I dare do all that may become a man; Who dares do more is none (ACT 1, Scene VII)

When shall we three meet again, double double toil and trouble, Fair is foul and foul is fair, I dare do all that may become a man


The Macbeth Quote “I dare do all that may become a man” is spoken by Macbeth himself in Scene VII, of ACT 1. Here Macbeth tells his wife that, he dares to do anything and everything that is appropriate for a man to do. Someone who does more than that is not a man at all.

Prithee, peace:
I dare do all that may become a man;
Who dares do more is none.

Macbeth is in a great dilemma, he is confused with his mission of committing the murder. According to him, King Duncan is a noble man, he is free from all the corruptions and if he kills him, his virtue will speak for the justice. We can clearly see his inner turmoil. He is having a sort of inner battle between his ambition of becoming king and his action.

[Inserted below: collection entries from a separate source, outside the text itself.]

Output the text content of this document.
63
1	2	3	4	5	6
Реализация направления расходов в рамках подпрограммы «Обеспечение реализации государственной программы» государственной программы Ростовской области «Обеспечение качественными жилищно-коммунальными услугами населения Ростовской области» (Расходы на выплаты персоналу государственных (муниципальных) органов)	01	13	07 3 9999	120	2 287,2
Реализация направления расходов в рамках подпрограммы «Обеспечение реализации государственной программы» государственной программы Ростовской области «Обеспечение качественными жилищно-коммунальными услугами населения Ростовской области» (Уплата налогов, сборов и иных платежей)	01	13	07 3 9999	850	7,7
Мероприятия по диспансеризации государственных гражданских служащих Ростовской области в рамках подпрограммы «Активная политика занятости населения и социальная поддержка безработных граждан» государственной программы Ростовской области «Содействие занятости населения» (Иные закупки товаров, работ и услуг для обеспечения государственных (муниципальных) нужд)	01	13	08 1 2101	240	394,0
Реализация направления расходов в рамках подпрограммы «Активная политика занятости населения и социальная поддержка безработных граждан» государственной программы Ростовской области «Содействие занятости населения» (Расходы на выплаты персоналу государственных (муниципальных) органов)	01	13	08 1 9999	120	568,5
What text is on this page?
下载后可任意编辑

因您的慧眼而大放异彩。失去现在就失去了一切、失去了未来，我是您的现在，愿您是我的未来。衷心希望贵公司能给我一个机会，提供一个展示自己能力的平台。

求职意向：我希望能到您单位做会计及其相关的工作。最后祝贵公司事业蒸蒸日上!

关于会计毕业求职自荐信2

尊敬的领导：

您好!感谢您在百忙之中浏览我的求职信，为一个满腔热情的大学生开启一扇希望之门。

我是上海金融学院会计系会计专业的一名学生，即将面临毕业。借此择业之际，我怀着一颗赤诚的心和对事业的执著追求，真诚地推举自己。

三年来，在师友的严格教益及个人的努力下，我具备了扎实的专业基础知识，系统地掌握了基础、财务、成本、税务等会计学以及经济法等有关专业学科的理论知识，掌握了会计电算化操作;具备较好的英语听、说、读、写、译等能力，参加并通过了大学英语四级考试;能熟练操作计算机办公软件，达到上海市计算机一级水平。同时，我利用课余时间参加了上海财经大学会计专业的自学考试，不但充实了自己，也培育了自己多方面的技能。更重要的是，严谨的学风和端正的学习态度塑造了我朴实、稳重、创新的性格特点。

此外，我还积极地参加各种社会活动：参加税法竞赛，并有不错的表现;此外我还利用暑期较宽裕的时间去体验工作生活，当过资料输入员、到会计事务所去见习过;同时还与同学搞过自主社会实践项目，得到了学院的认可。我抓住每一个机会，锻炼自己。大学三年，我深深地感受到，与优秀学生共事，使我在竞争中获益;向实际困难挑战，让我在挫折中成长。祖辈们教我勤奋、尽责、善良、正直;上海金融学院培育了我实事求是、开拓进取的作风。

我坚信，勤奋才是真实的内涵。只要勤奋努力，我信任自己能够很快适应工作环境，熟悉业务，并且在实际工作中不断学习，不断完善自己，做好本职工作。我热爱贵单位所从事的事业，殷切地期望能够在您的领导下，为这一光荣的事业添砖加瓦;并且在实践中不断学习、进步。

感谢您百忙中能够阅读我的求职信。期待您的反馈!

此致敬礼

Lady Macbeth, his wife tries to strengthen his spirit and manipulates him to murder King Duncan. She often rebukes Macbeth and challenges his manhood, whenever she finds him stepping his feet back. In the Scene, Macbeth says, they should drop their plan of murdering King Duncan because he is satisfied with the honors and rewards that he received from the king. Lady Macbeth turns angry upon hearing this and challenges his love and compared him with a coward cat.

Macbeth tries to makes his wife understand that he dares to do everything that is proper for a man to do, and anyone who does more is not a man at all. We can see that Macbeth doesn’t want to kill King because he knows that its not a proper thing for a man to do. But later in the play, he will kill King Duncan, Banquo, Macduff’s family, partly because of his ambition and partly because of Lady Macbeth’s manipulation.